The long and dark nights of December feature some spectacular and easy to spot treats for the stargazer. In our regular guide to the night sky, Martina Redpath tells us all about the celestial wonders of December 2010’s night sky.
As the year draws to a close, preparation for the festive season is upon us, presents are being bought and wrapped, decorations are up, Santa is checking his list twice, belt buckles are being loosened after perhaps one too many mince pies and I’m sure we have all heard Noddy Holder yelling “It’s Christmas!” one too many times? The month also brings with it fantastic sights in the night sky. Just remember to wrap up very warm before heading outside because temperatures can drop very sharply after sunset.
This month Jupiter the largest of all planets, remains visible in the sky after sunset, not setting until after 11pm. On the evening of 12and 13 December the bright star-like object close to the Moon will be this gas giant planet. The planets Mars and Mercury will set after 4pm around sunset in the south west in the beginning of the month making it difficult to view both planets however, after 24 December, Mercury will rise in the south east in the morning at around 7.30 am but it will still remain pretty difficult to spot.
Also this month Venus and Saturn are visible in the pre-dawn morning. From the middle of the month both planets will be visible by 6am. Sunrise this month is around 8am giving you plenty of time to look for these planets perhaps when defrosting the car before leaving in morning? If you look in a south easterly direction Venus shines brightly with magnitude -4.9 and Saturn is also visible with magnitude +0.9 (the lower the magnitude figure is the brighter the object). So this month Venus shines brightly and will be the brightest object in the morning sky other than the Sun and the Moon.
This month also marks the winter solstice or the shortest day of the year in the Northern Hemisphere and the longest day of the year in the Southern Hemisphere on December 21st. This marks the point that the days will start to get longer and the nights shorter. It marks the first day of winter, however I’m sure for a lot of us it has felt very wintery already lately.

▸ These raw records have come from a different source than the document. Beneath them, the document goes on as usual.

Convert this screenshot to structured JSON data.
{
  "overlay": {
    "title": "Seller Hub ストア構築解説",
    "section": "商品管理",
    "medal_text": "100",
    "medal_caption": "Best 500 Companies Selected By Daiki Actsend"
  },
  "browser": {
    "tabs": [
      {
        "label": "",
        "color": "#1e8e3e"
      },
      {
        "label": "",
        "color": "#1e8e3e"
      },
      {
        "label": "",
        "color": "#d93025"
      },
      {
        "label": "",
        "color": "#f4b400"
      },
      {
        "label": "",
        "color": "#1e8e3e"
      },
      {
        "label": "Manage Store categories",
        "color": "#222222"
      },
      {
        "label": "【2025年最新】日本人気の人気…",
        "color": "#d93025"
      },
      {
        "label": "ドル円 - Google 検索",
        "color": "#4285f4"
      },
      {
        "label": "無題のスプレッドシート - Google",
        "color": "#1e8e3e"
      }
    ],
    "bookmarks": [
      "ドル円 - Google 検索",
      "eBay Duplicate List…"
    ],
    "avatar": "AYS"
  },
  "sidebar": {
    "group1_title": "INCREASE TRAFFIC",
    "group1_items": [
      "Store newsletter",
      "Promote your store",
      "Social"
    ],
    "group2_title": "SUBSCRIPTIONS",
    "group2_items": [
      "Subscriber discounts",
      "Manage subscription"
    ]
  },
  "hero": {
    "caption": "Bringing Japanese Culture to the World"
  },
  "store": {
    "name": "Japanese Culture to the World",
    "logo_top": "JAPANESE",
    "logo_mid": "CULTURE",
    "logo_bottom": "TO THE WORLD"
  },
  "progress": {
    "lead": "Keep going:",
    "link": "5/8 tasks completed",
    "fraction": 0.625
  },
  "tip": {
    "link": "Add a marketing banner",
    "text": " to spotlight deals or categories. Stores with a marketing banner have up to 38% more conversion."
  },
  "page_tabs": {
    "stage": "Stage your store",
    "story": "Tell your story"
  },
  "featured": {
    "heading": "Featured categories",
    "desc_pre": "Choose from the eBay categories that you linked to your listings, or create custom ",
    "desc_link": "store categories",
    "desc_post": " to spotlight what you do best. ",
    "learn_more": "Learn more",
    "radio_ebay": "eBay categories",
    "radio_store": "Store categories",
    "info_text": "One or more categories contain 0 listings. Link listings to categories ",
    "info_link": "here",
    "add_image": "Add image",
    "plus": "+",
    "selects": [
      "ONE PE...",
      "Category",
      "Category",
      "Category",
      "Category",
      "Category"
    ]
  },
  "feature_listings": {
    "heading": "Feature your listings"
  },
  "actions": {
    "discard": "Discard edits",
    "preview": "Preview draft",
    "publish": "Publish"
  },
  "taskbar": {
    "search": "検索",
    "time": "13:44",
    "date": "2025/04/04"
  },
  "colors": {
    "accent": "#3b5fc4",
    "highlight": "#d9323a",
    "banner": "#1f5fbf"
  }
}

A Total Lunar eclipse also occurs on the day. For us here in Northern Ireland, the total eclipse will begin in the morning at 07.41 and last until 08.53 (GMT). So unfortunately the Moon will have set and the Sun will have risen before the entire eclipse has occurred. Observers in the United States however will be able to see the eclipse in its entirety. A lunar eclipse occurs when there is a full Moon and the Earth is in between the Sun and the Moon. During a lunar eclipse the Moon seems to change to a bronze- red colour. As the Moon falls into the Earth’s shadow only some sunlight reaches the surface of the Moon. Any blue light is filtered out by the Earth’s atmosphere leaving the red light waves to pass through turning the Moon crimson.
Rising this month is the great winter constellation of Orion the Hunter who will remain in our night sky through until March. This constellation is pretty easy to pick out in the night sky as it contains many bright stars. If you face in a south easterly direction around 11pm this month you will be able to see Orion rising. This constellation has three bright stars in a short diagonal line marking his belt, then two stars marking his shoulders above the belt and two stars marking the feet of Orion. The belt of Orion is an asterism, a familiar group of stars in the sky, not a constellation alone but may form part of a constellation. The Plough is another example of an asterism in the northern sky, part of the constellation Ursa Major but not a constellation by itself.
In Greek mythology one version of the story is that Orion was a mighty hunter who boasted about his prowess and how he was the greatest of hunters. As a punishment Mother Earth sent a scorpion that stung and defeated Orion. In the night sky as Orion the Hunter sets in the sky, Scorpio the Scorpion rises, opposite one another like the great rivals that they are. However, another version of the story is that Orion and Artemis (the goddess of hunting) where in love much to her brother Apollo’s dismay. Apollo one day challenged her to test her skills by shooting something in the distance which turned out to be Orion swimming in the sea. As part of her grieving, she placed him up into the heavens.
As well as containing many bright stars Orion also is a brilliant constellation to look at stars of varying colours. The star marking Orion’s left shoulder is a red giant star called Belteguese. Viewing with the naked eye you should be able to see that it is red in colour. This star is about 620 light years away from us and shines with a magnitude of 0.8. Moving down to Orion’s right foot is a very bright star of magnitude 0.1 called Rigel which is much bluer in colour located about 800 light years away. Again this is visible just with the naked eye. Rigel is a huge star and actually one of the brightest in the galaxy. When compared to the Sun it is around 50,000 times brighter than our star the Sun!
A very well-known nebula is located in the sword of Orion which hangs down from Orion’s belt, the M42 or the Orion Nebula. In this nebula new stars are being born and it is the closest star forming region to us on Earth. It was described by astronomer William Hershel (1738-1822) as ‘the chaotic material of future Suns’. It has a magnitude of 4.0 and can be seen with the naked eye however only through a telescope the beauty of the nebula can really be appreciated.
Hope you enjoy stargazing this month and have a Merry Christmas and have a Happy New Year.